Law student’s social media footprint used by popular right-wing blog to make ‘champagne socialism’ accusations that don’t quite hit the mark
Oxford University law student Aled Jones has attracted the unwelcome attention of political blog Guido Fawkes after appearing in a Labour Party campaign video.
In the video (below), Jones, who co-chairs the Oxford University Labour club, talks about growing up on his family’s sheep farm in rural Wales, and explains why he is committed to the Labour Party.
So far, so unremarkable. But don’t forget that this is August, a slow month that is notoriously unkind to news-hungry hacks. Which may explain why Guido Fawkes writers Paul Staines and Harry Cole proceeded to do some digging on Jones, 20, and — lo and behold! — unearthed a LinkedIn CV that showed he had done vacation schemes at White & Case and Slaughter and May.

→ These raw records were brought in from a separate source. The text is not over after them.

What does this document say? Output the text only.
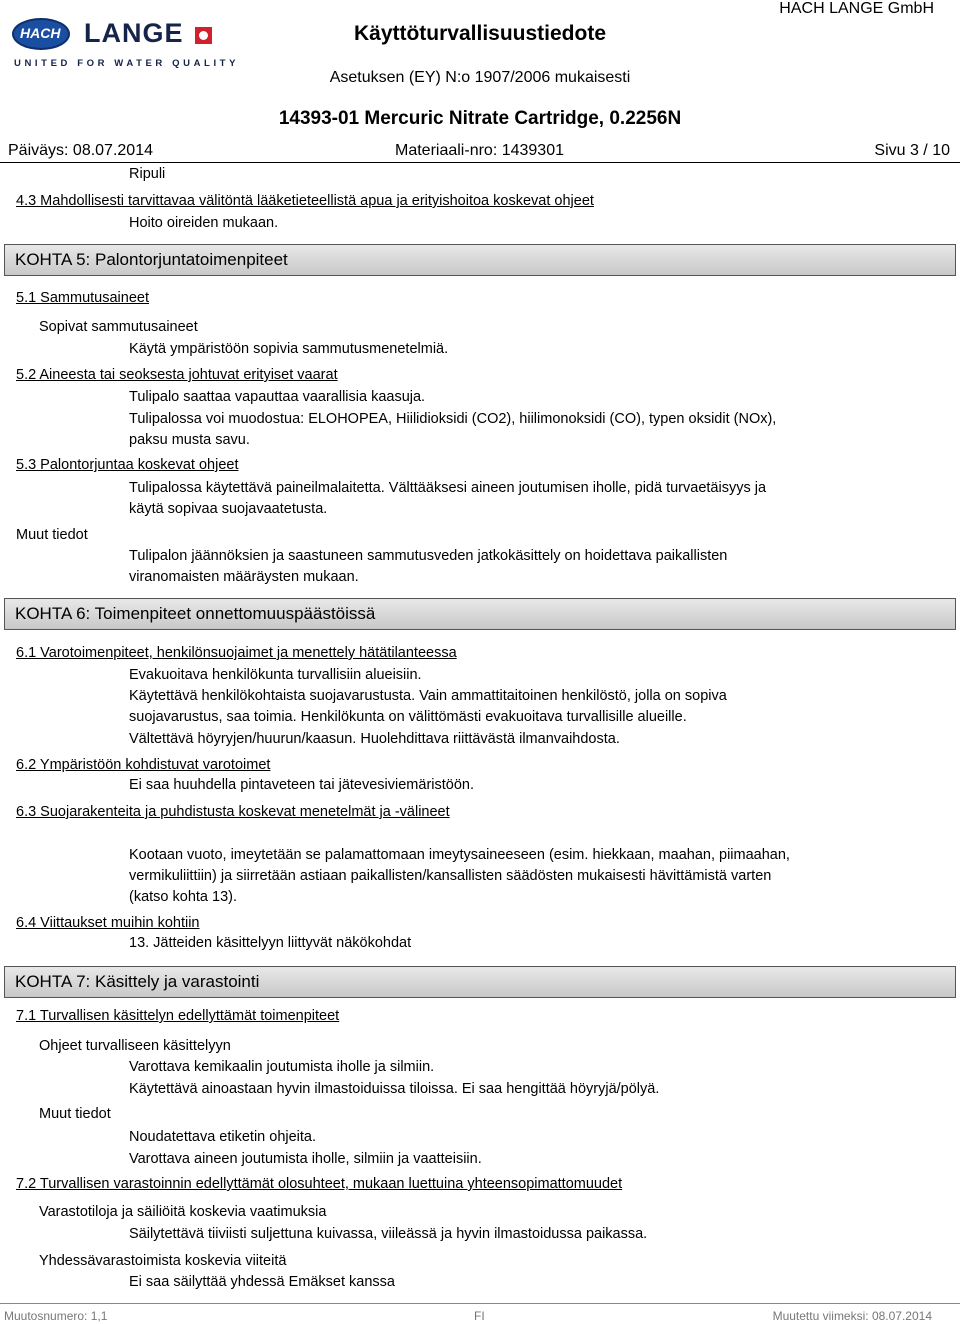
HACH LANGE
UNITED FOR WATER QUALITY
Käyttöturvallisuustiedote
HACH LANGE GmbH
Asetuksen (EY) N:o 1907/2006 mukaisesti
14393-01 Mercuric Nitrate Cartridge, 0.2256N
Päiväys: 08.07.2014	Materiaali-nro: 1439301	Sivu 3 / 10
Ripuli
4.3 Mahdollisesti tarvittavaa välitöntä lääketieteellistä apua ja erityishoitoa koskevat ohjeet
Hoito oireiden mukaan.
KOHTA 5: Palontorjuntatoimenpiteet
5.1 Sammutusaineet
Sopivat sammutusaineet
Käytä ympäristöön sopivia sammutusmenetelmiä.
5.2 Aineesta tai seoksesta johtuvat erityiset vaarat
Tulipalo saattaa vapauttaa vaarallisia kaasuja.
Tulipalossa voi muodostua: ELOHOPEA, Hiilidioksidi (CO2), hiilimonoksidi (CO), typen oksidit (NOx),
paksu musta savu.
5.3 Palontorjuntaa koskevat ohjeet
Tulipalossa käytettävä paineilmalaitetta. Välttääksesi aineen joutumisen iholle, pidä turvaetäisyys ja
käytä sopivaa suojavaatetusta.
Muut tiedot
Tulipalon jäännöksien ja saastuneen sammutusveden jatkokäsittely on hoidettava paikallisten
viranomaisten määräysten mukaan.
KOHTA 6: Toimenpiteet onnettomuuspäästöissä
6.1 Varotoimenpiteet, henkilönsuojaimet ja menettely hätätilanteessa
Evakuoitava henkilökunta turvallisiin alueisiin.
Käytettävä henkilökohtaista suojavarustusta. Vain ammattitaitoinen henkilöstö, jolla on sopiva
suojavarustus, saa toimia. Henkilökunta on välittömästi evakuoitava turvallisille alueille.
Vältettävä höyryjen/huurun/kaasun. Huolehdittava riittävästä ilmanvaihdosta.
6.2 Ympäristöön kohdistuvat varotoimet
Ei saa huuhdella pintaveteen tai jätevesiviemäristöön.
6.3 Suojarakenteita ja puhdistusta koskevat menetelmät ja -välineet
Kootaan vuoto, imeytetään se palamattomaan imeytysaineeseen (esim. hiekkaan, maahan, piimaahan,
vermikuliittiin) ja siirretään astiaan paikallisten/kansallisten säädösten mukaisesti hävittämistä varten
(katso kohta 13).
6.4 Viittaukset muihin kohtiin
13. Jätteiden käsittelyyn liittyvät näkökohdat
KOHTA 7: Käsittely ja varastointi
7.1 Turvallisen käsittelyn edellyttämät toimenpiteet
Ohjeet turvalliseen käsittelyyn
Varottava kemikaalin joutumista iholle ja silmiin.
Käytettävä ainoastaan hyvin ilmastoiduissa tiloissa. Ei saa hengittää höyryjä/pölyä.
Muut tiedot
Noudatettava etiketin ohjeita.
Varottava aineen joutumista iholle, silmiin ja vaatteisiin.
7.2 Turvallisen varastoinnin edellyttämät olosuhteet, mukaan luettuina yhteensopimattomuudet
Varastotiloja ja säiliöitä koskevia vaatimuksia
Säilytettävä tiiviisti suljettuna kuivassa, viileässä ja hyvin ilmastoidussa paikassa.
Yhdessävarastoimista koskevia viiteitä
Ei saa säilyttää yhdessä Emäkset kanssa
Muutosnumero: 1,1	FI	Muutettu viimeksi: 08.07.2014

This doesn’t seem such a crime — after all, City law firm training contracts are the main route for students without family money to get through law school without incurring huge debt, thanks to their practice of paying new recruits’ Legal Practice Course (LPC) fees.
Many left-leaning types take the cash, benefit from the top quality training in their early years as an associate and then move on — although it’s also true that plenty end up changing their politics and sticking around in the corporate world for good. But is that so bad? As Winston Churchill famously put it:
“Show me a young Conservative and I’ll show you someone with no heart. Show me an old Liberal and I’ll show you someone with no brains.”
Let’s not get ahead of ourselves, though. In Jones’ case, he hasn’t even taken a job with W&C or S&M, having simply done their summer vac schemes to get a taste of life in the City. What Guido Fawkes conveniently fails to mention is that Jones has also completed a host of mini-pupillages at, among other chambers, human rights set 6KBW, housing and local government specialists Arden Chambers and crime set Argent Chambers.
So, in reality, he’s just a student getting a range of work experience across the legal profession.
Oh, and like most students, Jones is active on social media and should probably be a bit more careful about his online footprint — as Guido Fawkes readers have picked up on, plastering the comments section of the piece with embarrassing photos of the lad.